I use live bait in the surf, mostly mullet pinfish and croker for large trout, reds or sharks, never brought live shrimp to the beach though, I do fish live shrimp around jetties for sheepshead and trout just never on the beach.


----------



## jcallaham (Dec 13, 2009)

sandyshoes said:


> Been Fishing Johnson Bch. through the week with Sand Fleas (fresh) and live Shrimp, not much success. Hit and miss single Pompano catches. Looking for anyone using Baitcasters on Surf rod, Now using Diawa Seagate and 11ft Rod better than most ,Spinning reels just looking for more distance.


 I almost picked up one of those seagates at the outcast sale. Looked like agreat workhorse reel, I really liked the 20 size. I go back and forth between abus and small spinners with braid on them. when I have backlashed all my baitcasters I switch over to the spinners till I almost cut my index finger off, then it's change the line on the bait casters and start all over.
there are afew of us on the surf fishing section that use baitcasters inthe surf, Myself,Pomoano Joe,Charlie 2 and Matt C that i know of and I think theres afew more. I personally do not know a surf fisherman who is not looking for more distance.

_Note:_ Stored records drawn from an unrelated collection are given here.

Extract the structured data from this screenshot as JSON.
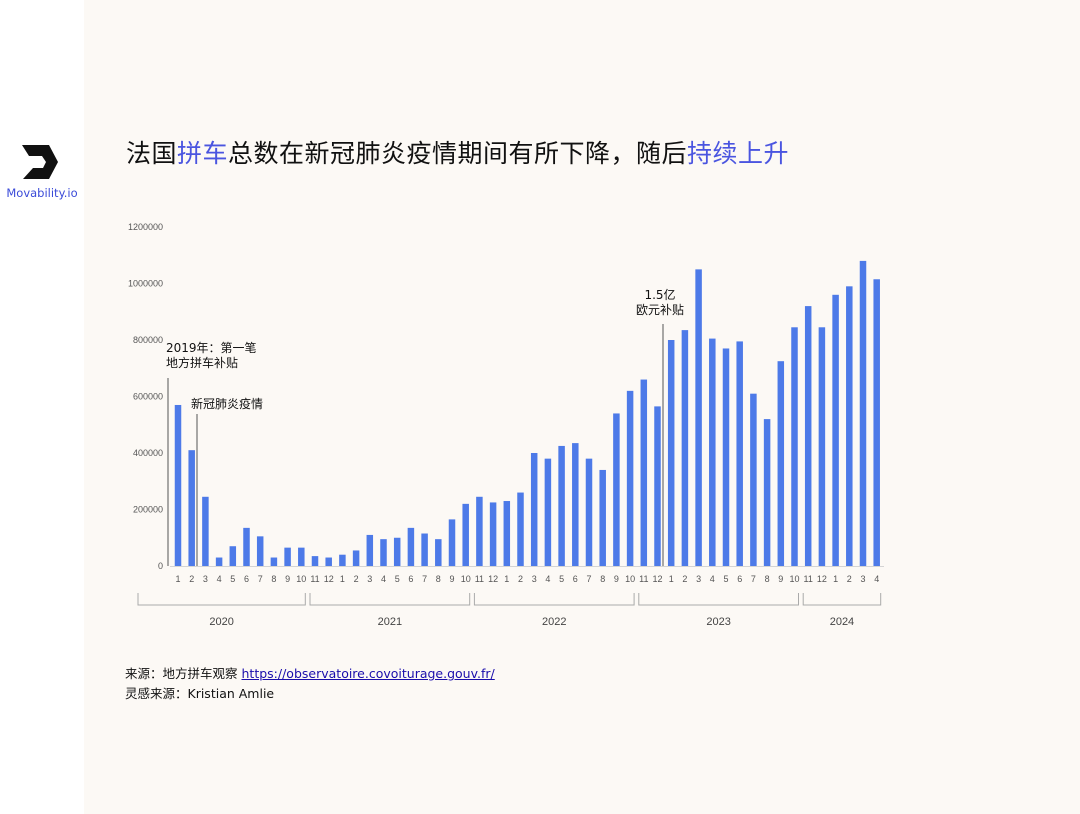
{
  "brand": {
    "name": "Movability.io",
    "logo_icon": "movability-logo-icon",
    "accent_color": "#3b4bd8"
  },
  "title": {
    "part1": "法国",
    "highlight1": "拼车",
    "part2": "总数在新冠肺炎疫情期间有所下降，随后",
    "highlight2": "持续上升",
    "highlight_color": "#4a55e0"
  },
  "chart_data": {
    "type": "bar",
    "bar_color": "#4d7ae8",
    "title": "",
    "xlabel": "",
    "ylabel": "",
    "ylim": [
      0,
      1200000
    ],
    "yticks": [
      0,
      200000,
      400000,
      600000,
      800000,
      1000000,
      1200000
    ],
    "grid": false,
    "categories": [
      "1",
      "2",
      "3",
      "4",
      "5",
      "6",
      "7",
      "8",
      "9",
      "10",
      "11",
      "12",
      "1",
      "2",
      "3",
      "4",
      "5",
      "6",
      "7",
      "8",
      "9",
      "10",
      "11",
      "12",
      "1",
      "2",
      "3",
      "4",
      "5",
      "6",
      "7",
      "8",
      "9",
      "10",
      "11",
      "12",
      "1",
      "2",
      "3",
      "4",
      "5",
      "6",
      "7",
      "8",
      "9",
      "10",
      "11",
      "12",
      "1",
      "2",
      "3",
      "4"
    ],
    "values": [
      570000,
      410000,
      245000,
      30000,
      70000,
      135000,
      105000,
      30000,
      65000,
      65000,
      35000,
      30000,
      40000,
      55000,
      110000,
      95000,
      100000,
      135000,
      115000,
      95000,
      165000,
      220000,
      245000,
      225000,
      230000,
      260000,
      400000,
      380000,
      425000,
      435000,
      380000,
      340000,
      540000,
      620000,
      660000,
      565000,
      800000,
      835000,
      1050000,
      805000,
      770000,
      795000,
      610000,
      520000,
      725000,
      845000,
      920000,
      845000,
      960000,
      990000,
      1080000,
      1015000
    ],
    "year_groups": [
      {
        "label": "2020",
        "start": 0,
        "end": 9
      },
      {
        "label": "2021",
        "start": 10,
        "end": 21
      },
      {
        "label": "2022",
        "start": 22,
        "end": 33
      },
      {
        "label": "2023",
        "start": 34,
        "end": 45
      },
      {
        "label": "2024",
        "start": 46,
        "end": 51
      }
    ],
    "annotations": [
      {
        "lines": [
          "2019年：第一笔",
          "地方拼车补贴"
        ],
        "index": 0
      },
      {
        "lines": [
          "新冠肺炎疫情"
        ],
        "index": 2
      },
      {
        "lines": [
          "1.5亿",
          "欧元补贴"
        ],
        "index": 36
      }
    ]
  },
  "source": {
    "label": "来源：地方拼车观察",
    "link_text": "https://observatoire.covoiturage.gouv.fr/",
    "inspiration": "灵感来源：Kristian Amlie"
  }
}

I hav'nt been able to fish much latley because of work schedule. when I have been down there I have been doin about the same as you,kind of hit and miss or worse. PM one of us and let's go sling some led


----------



## Charlie2 (Oct 2, 2007)

*Pompano Fishiing*

I have been fishing JB on a random schedule with a conventional(ABU 6500 CS Mag Elite) and a Mitchell 406 spinning reels and like Jim says: It's a pretty hit and miss operation. I manage to catch a few fish with few 'blitzes'.

While down there, I have noticed that the runouts, rips; whatever, frequently change. I don't know why the rapid changes but it happens. Go find a rip then fish the edges.

BTW; I fish mainly with jigs on the spinner and when I'm bait fishing I use salted shrimp on the conventional with a high/low two dropper rig. C2


----------